The Navy just submitted its Fiscal Year 2023 budget request. It calls for decommissioning 24 active warships, ostensibly to save $3.6 billion over the next five years — in order to use the savings to start building a mere nine new ships. The first problem is that both the Navy’s top officer and two successive civilian administrations have repeatedly said that the Navy must grow to 500 ships, up from 298 vessels today. Otherwise, the Navy will simply not be equipped to do the jobs demanded of it.
The logic of cutting the fleet size today in order to fund its future growth is not finding traction among knowledgeable observers on either side of the aisle. It simply doesn’t make any sense. “HINT: If you want to grow the Navy, stop decommissioning more ships than you build,” tweeted Representative Elaine Luria, a Democrat from Virginia who serves as Vice Chair of the House Arms Services Committee.
Ms. Luria is a Naval Academy graduate who spent twenty years as a surface warfare officer. She didn’t hold back or couch her tweets in conventional political rhetoric, “I have delayed putting out a statement about the Defense Budget because frankly it would have been mostly full of words you might expect from a Sailor, but here goes: It sucks.”
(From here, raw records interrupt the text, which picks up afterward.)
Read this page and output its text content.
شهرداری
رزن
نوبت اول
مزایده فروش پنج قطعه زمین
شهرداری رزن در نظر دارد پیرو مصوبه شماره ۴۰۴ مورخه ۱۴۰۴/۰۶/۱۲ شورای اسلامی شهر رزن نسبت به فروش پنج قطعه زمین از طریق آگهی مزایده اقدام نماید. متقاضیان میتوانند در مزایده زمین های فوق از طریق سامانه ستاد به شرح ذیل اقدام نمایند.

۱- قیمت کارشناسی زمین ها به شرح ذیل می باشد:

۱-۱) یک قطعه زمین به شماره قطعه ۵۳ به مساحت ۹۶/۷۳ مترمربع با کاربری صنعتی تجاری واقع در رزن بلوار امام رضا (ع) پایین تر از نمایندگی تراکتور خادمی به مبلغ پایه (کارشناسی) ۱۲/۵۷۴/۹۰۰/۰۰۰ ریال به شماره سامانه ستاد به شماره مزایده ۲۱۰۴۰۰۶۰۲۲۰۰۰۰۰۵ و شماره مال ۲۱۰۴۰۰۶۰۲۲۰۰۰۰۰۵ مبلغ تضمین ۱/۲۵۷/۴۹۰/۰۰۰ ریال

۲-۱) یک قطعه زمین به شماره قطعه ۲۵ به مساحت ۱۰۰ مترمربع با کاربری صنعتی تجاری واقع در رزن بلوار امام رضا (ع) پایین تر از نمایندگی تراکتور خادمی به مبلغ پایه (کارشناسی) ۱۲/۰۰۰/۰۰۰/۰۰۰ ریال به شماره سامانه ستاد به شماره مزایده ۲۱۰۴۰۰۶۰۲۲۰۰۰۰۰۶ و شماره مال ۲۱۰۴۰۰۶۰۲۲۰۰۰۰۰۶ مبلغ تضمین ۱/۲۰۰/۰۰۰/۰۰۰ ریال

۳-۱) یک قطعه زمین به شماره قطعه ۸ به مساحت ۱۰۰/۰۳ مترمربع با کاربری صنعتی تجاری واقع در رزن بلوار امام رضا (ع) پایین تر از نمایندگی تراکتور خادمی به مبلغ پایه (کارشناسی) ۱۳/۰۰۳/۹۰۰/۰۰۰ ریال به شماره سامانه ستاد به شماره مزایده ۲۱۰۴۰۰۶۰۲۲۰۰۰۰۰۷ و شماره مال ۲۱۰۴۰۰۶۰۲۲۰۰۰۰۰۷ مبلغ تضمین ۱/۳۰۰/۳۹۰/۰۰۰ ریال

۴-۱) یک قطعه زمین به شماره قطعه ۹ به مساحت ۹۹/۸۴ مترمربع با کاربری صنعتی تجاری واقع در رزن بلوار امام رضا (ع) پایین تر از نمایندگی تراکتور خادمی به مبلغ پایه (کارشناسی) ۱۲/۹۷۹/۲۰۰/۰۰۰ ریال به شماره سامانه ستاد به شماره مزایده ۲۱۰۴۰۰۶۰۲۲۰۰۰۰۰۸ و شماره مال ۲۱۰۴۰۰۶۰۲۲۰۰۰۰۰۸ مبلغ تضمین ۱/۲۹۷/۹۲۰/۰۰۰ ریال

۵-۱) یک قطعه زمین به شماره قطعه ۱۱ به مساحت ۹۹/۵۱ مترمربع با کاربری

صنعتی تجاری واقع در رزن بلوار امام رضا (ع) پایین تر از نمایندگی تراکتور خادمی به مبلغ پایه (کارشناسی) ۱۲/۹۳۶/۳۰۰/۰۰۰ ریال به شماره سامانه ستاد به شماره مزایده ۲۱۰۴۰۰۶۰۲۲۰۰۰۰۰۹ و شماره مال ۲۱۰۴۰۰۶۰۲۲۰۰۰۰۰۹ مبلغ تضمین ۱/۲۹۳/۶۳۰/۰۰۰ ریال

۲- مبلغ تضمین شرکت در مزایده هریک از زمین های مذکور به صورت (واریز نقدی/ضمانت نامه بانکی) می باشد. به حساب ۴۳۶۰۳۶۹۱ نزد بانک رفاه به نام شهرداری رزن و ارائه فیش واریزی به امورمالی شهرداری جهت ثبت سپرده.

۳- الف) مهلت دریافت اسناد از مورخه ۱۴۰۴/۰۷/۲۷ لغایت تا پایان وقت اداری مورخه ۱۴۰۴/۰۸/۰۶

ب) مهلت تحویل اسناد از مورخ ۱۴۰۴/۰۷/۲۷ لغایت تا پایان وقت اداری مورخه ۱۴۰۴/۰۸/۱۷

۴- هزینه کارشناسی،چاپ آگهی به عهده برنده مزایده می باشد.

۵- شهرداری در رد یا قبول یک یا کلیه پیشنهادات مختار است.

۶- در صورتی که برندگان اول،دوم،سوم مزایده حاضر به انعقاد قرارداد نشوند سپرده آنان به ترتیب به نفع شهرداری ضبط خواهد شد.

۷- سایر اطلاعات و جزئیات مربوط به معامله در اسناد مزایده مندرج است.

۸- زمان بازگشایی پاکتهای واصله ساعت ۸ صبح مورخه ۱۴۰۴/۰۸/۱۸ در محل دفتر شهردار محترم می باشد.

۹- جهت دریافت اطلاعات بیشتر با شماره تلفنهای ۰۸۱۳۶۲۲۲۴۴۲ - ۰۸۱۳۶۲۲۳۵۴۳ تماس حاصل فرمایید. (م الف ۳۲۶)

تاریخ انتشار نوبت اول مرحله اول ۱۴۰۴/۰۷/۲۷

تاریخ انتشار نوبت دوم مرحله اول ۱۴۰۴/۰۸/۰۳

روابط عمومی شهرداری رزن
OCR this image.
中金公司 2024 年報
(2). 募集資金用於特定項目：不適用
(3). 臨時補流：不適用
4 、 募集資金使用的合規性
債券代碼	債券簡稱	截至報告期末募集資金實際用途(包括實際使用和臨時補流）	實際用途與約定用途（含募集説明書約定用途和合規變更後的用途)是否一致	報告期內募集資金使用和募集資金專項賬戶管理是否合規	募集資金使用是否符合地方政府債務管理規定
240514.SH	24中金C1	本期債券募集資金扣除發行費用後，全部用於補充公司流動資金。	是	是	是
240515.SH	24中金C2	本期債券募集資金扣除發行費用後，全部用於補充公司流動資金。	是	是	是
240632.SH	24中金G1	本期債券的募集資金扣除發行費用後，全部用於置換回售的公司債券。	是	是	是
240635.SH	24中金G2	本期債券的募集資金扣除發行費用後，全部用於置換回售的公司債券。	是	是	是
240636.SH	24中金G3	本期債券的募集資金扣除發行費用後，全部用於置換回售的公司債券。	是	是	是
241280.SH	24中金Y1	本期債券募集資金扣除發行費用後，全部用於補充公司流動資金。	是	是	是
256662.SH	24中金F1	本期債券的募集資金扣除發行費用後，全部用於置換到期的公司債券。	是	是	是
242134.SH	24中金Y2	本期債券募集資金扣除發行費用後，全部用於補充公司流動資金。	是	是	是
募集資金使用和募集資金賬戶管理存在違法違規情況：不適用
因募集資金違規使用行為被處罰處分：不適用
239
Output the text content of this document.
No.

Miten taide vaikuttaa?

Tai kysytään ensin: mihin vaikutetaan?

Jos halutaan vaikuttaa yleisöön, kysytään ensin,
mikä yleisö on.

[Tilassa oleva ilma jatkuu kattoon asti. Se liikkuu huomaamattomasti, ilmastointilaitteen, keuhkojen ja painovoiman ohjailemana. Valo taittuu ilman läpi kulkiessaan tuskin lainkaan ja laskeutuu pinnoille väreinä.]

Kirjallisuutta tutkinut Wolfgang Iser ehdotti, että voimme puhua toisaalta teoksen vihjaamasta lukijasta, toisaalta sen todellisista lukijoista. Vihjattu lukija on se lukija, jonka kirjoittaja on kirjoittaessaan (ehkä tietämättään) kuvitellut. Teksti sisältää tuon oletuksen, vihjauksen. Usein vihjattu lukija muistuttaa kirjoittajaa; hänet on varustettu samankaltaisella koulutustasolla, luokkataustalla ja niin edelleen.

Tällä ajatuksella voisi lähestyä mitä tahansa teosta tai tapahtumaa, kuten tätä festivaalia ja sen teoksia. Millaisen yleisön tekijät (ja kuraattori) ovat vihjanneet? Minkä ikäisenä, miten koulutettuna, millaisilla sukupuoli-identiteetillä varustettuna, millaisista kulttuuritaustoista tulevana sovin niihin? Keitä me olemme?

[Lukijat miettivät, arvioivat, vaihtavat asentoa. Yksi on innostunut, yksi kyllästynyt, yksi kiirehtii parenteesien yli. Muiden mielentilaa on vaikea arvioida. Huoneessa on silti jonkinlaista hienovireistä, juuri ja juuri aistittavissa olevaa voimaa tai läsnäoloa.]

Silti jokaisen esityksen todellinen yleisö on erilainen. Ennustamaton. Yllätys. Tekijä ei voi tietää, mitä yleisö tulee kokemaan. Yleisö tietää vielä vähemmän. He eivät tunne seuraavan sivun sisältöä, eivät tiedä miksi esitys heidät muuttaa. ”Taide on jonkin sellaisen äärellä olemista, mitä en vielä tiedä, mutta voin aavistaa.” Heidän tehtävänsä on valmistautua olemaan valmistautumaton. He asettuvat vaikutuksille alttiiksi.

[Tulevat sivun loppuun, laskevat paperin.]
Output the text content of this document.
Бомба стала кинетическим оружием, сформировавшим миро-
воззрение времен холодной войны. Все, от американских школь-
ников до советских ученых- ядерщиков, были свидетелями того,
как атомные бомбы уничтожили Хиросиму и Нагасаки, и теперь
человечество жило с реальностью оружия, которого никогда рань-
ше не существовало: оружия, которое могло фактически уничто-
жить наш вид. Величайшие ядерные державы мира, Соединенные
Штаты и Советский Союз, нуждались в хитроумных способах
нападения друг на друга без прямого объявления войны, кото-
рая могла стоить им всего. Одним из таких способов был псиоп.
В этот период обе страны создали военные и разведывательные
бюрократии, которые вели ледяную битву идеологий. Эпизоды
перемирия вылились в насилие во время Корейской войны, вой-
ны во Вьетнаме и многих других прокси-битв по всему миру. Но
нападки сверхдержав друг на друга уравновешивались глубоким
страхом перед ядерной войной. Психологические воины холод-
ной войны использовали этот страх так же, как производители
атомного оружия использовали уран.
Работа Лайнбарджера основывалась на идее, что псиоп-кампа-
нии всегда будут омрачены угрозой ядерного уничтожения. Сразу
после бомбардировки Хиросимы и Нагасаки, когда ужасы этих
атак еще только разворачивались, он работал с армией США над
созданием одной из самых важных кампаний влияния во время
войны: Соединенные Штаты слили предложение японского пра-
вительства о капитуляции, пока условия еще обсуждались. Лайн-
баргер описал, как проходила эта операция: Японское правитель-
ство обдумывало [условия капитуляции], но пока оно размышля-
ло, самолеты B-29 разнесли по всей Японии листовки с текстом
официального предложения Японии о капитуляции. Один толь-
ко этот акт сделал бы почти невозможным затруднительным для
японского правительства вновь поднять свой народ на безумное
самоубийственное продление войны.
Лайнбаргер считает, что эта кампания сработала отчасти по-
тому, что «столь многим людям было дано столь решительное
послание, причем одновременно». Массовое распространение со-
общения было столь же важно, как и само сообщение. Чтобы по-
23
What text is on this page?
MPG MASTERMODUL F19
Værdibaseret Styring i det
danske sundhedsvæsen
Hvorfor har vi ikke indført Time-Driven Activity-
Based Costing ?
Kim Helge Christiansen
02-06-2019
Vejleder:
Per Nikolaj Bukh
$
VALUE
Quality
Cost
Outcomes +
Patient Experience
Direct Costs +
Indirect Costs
Ms. Luria added: “The Navy will be losing 1000-plus vertical launch system missile cells, with no plan to replace them. Instead, the Navy is investing in the next ‘Gucci’ missile and technology that will not be mature for 20-plus years. The Navy has no strategy.”
Senator Inhofe, the ranking Republican on the Senate Armed Services Committee not only questioned the Navy’s logic but believes the real number may be only eight new builds because the Pentagon may be double-counting an earlier approval.
The Navy’s portion of the proposed $773 billion Defense budget is $180.5 billion. That is only 4.8 percent higher than last year’s enacted funding and insufficient to keep up with the current inflation rate of 7.9 percent. Given this level of spending, the Navy will actually shrink to 280 ships by fiscal year 2027.
Among the ships to be scrapped are five older cruisers which are very expensive to maintain and operate. But the proposal also includes retiring nine of the newest ships in the fleet: small Littoral Combat Ships (LCS) that have proven to be an embarrassment of poor planning and mechanical problems.
Yet one of the most respected defense thinkers in the nation, a former Vice Chairman of the Joint Chiefs and retired Admiral, James Winnefeld, thinks they are “versatile ships that could be reconfigured away from the anti-submarine warfare mission and towards other missions in which, at a lower level of conflict intensity, they could be very effective.”
The LCSs possess one other attribute that should not be minimized: they exist. Presence counts, especially in light of the just-released National Defense Strategy which identifies China as the major threat.
Four of the ships the Navy hopes to build to replace the vessels it plans to mothball are a new class of ship called Constellation class frigates. Unfortunately, the first ship in the new, unproven class hasn’t even begun construction. It isn’t scheduled to be delivered before 2026, and won’t achieve operational status until 2030. That schedule, of course, assumes the new ships won’t experience the delays that have plagued other recent ship introductions.
Given what the world has witnessed in Ukraine over the past six weeks, the Navy should pay particular attention to Admiral Winnefeld’s observation that “Highly visible platforms like tanks, helicopters and, yes, ships are extremely vulnerable to modern weapons, including some that are quite inexpensive.”
He adds that “As the Russians are finding, these weapons are driving conventional forces beyond ranges where they can accomplish their true mission. Many who are arguing for a larger fleet — often due to political, financial, or cultural reasons rather than solid war fighting reasons — miss the point that we should be considering a fleet that is configured differently, which the Navy will need resources to equip, man and train.”
The Biden administration needs to scrap its lose-lose-lose strategy rather than scrap ships. Taking (even less efficient) vessels off the international chess board without immediate replacements is foolish. Second, it must adequately fund a Navy whose presence — not just in the South China sea but along vital sea lanes and in hotspots around the globe — is more important than ever. And it needs to start thinking strategically about the next conflict, not the last one.